The majority of photographic images today are recorded and viewed digitally, rather than on film and paper. Amateurs, photojournalists and commercial photographers alike rarely produce material objects as the final step in their photographic process, making photographs in the form of physical objects increasingly scarce.
But what happens to personal and collective memories when photographic images are not instantly accessible on the face of physical objects? How is society’s relationship to memory changing as digital photographs become the norm?
A number of contemporary artists are making work that suggests the potential consequences of photography’s latest metamorphosis. Two main strategies emerge: some artists dig deep into photographic materials as though searching for the locus of memory, and others incorporate found photographs into their work as virtual talismans of recollection. Both highlight the presence of the photographic object and function as self-conscious meditations on photography’s ongoing reorganization of our mental and physical landscape.

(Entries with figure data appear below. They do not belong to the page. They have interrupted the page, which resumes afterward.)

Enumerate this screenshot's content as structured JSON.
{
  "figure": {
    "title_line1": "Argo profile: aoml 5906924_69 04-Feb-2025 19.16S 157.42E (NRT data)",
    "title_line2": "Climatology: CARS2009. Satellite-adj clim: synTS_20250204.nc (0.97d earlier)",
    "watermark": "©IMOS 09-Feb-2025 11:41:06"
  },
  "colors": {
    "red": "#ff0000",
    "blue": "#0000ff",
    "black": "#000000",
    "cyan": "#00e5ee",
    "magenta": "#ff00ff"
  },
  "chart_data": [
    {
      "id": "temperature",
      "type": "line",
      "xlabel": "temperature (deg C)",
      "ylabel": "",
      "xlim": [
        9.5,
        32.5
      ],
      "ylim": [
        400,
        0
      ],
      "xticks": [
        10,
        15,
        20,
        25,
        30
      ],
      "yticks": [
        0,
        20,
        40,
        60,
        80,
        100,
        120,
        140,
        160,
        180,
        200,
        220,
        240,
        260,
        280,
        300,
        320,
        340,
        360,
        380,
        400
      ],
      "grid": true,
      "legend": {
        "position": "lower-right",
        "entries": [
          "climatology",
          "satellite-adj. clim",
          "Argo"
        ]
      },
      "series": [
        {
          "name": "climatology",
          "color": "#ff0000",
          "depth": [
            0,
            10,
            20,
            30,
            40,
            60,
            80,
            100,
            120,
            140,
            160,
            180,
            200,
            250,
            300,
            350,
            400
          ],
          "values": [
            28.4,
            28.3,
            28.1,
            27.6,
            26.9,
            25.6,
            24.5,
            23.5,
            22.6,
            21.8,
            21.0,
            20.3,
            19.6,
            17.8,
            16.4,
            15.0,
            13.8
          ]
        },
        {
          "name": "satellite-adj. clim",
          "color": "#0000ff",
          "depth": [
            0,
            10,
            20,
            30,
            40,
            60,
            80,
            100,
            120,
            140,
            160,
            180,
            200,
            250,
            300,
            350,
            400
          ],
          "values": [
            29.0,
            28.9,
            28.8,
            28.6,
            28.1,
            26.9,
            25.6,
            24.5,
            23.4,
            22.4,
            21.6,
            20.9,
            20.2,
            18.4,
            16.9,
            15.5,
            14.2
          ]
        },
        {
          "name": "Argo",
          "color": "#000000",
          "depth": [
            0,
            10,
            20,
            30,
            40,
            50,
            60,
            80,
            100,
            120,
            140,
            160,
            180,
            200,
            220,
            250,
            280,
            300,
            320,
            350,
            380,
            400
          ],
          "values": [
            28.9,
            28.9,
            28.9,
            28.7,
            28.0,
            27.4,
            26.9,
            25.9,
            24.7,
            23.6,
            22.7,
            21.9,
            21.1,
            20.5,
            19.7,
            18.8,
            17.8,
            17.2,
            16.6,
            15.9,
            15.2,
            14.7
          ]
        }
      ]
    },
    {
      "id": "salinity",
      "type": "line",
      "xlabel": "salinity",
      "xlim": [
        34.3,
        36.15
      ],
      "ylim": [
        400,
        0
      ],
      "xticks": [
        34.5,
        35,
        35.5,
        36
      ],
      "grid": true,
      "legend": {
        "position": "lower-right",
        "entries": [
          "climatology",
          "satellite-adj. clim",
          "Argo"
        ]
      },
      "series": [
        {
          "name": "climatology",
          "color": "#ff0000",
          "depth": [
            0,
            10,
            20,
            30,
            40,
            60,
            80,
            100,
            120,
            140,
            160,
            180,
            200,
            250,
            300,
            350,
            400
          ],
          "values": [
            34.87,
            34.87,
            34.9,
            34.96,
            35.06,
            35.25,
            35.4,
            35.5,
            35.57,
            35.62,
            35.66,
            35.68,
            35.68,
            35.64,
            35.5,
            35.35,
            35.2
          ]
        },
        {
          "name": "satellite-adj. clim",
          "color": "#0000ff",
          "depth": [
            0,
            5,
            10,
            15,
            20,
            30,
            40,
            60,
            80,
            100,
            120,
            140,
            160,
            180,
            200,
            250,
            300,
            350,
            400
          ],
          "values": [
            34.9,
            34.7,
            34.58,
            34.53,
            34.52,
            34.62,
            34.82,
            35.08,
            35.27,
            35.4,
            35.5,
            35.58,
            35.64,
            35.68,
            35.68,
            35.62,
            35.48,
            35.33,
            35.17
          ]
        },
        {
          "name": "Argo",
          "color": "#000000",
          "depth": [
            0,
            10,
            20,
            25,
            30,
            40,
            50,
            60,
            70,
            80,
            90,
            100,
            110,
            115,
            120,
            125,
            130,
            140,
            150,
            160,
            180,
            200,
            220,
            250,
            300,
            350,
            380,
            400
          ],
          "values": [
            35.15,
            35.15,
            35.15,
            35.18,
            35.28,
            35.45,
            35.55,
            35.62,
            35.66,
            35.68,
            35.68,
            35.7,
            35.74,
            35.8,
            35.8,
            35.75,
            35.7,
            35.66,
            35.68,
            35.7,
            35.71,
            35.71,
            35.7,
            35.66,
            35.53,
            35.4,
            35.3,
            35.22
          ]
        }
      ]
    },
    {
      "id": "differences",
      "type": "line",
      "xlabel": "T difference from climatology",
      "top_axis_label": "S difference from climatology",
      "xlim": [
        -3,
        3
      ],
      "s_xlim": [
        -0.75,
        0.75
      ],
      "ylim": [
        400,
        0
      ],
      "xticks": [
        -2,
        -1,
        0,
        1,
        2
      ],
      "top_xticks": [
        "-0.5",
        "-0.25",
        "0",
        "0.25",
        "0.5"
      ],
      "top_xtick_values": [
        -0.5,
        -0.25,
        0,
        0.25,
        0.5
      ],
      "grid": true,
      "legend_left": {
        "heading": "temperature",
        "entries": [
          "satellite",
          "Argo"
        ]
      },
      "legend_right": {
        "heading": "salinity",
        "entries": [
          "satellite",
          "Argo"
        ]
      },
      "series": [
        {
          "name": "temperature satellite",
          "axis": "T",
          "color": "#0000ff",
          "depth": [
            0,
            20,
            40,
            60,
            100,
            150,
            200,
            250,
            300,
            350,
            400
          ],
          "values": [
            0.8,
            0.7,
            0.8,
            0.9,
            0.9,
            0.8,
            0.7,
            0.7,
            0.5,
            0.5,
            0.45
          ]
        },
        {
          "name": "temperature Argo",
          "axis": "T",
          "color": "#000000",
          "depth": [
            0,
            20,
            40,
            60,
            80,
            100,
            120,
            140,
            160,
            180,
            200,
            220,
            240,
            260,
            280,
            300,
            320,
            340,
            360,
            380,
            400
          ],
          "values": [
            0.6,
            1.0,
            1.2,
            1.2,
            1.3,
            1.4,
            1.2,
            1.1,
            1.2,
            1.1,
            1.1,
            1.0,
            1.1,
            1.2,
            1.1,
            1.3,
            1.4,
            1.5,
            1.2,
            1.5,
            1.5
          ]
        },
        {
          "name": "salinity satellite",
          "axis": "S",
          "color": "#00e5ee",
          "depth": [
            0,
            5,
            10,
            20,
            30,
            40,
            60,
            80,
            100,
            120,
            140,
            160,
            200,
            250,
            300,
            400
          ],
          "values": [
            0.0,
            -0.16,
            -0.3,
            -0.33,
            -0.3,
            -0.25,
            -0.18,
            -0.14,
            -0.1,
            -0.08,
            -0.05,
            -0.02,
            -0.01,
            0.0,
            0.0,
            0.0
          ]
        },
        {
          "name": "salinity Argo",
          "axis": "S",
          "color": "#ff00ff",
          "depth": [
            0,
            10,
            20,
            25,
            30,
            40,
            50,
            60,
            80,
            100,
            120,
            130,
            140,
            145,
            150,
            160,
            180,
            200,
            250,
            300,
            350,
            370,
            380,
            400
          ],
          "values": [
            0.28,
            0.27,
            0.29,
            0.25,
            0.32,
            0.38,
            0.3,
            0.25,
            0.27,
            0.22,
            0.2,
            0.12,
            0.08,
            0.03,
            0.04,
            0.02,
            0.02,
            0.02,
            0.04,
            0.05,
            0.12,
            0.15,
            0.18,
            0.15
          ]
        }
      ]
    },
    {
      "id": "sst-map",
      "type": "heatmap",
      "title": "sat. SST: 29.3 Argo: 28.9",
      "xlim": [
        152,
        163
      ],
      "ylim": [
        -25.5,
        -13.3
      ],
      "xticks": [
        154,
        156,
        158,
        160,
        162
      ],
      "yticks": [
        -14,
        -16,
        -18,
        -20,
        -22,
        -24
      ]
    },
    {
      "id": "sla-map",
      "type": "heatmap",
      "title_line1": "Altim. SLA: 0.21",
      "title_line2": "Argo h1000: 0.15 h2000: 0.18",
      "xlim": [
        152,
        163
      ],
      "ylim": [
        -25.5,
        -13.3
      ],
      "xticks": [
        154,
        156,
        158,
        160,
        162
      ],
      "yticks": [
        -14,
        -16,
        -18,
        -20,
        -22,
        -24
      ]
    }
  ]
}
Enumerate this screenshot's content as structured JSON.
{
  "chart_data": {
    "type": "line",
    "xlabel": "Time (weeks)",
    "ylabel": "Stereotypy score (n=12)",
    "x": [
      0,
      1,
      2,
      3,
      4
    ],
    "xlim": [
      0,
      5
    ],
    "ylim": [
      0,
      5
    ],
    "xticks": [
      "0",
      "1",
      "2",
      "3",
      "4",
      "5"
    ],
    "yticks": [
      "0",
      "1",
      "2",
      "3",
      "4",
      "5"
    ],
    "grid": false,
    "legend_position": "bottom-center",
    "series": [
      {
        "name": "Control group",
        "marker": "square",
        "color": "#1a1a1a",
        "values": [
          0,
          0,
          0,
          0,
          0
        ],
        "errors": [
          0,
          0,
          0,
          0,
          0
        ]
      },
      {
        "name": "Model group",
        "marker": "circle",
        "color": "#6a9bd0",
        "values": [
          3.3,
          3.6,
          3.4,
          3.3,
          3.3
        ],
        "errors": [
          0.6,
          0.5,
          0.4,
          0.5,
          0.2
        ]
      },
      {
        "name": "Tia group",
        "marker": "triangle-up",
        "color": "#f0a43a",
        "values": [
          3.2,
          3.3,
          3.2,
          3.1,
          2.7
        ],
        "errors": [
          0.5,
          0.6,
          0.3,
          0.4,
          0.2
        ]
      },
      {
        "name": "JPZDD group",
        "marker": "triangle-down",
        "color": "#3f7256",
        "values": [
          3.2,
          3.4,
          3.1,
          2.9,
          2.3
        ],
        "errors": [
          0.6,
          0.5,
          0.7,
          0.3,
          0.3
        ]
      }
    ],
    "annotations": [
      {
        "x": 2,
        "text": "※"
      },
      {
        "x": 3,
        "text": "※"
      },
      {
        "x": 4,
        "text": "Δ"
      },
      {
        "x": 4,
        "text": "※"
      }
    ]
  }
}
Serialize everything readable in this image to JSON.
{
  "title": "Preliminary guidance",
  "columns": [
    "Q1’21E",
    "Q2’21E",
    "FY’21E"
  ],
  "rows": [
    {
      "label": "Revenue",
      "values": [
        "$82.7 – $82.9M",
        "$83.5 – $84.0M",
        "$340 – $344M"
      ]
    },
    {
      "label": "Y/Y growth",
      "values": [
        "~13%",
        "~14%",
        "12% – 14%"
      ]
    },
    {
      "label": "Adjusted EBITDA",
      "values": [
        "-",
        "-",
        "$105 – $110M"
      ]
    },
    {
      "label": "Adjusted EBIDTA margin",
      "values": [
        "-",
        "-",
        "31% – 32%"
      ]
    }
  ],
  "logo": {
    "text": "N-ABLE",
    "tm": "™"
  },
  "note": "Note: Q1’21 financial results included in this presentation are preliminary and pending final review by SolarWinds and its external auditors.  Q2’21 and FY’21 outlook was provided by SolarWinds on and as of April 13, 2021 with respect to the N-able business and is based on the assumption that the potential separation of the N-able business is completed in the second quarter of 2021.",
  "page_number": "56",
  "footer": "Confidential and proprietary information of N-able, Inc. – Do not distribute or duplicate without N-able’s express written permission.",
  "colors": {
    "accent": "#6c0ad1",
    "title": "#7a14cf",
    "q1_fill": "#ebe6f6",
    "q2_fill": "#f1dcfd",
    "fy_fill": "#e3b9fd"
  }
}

A Matter of Memory features the work of more than 30 artists including Thomas Barrow, Matthew Brandt, Ellen Carey, John Chiara, Adam Fuss, Robert Heinecken, Leslie Hewitt, Kenneth Josephson, Laura Letinsky, Chris McCaw, Diane Meyer, Yola Monakhov Stockton, Vik Muniz, Floris Neusüss, Marlo Pascual, Matthew Porter, Taryn Simon, Michelle Stuart, Kunié Sugiura, Bertien van Manen, James Welling and Augusta Wood.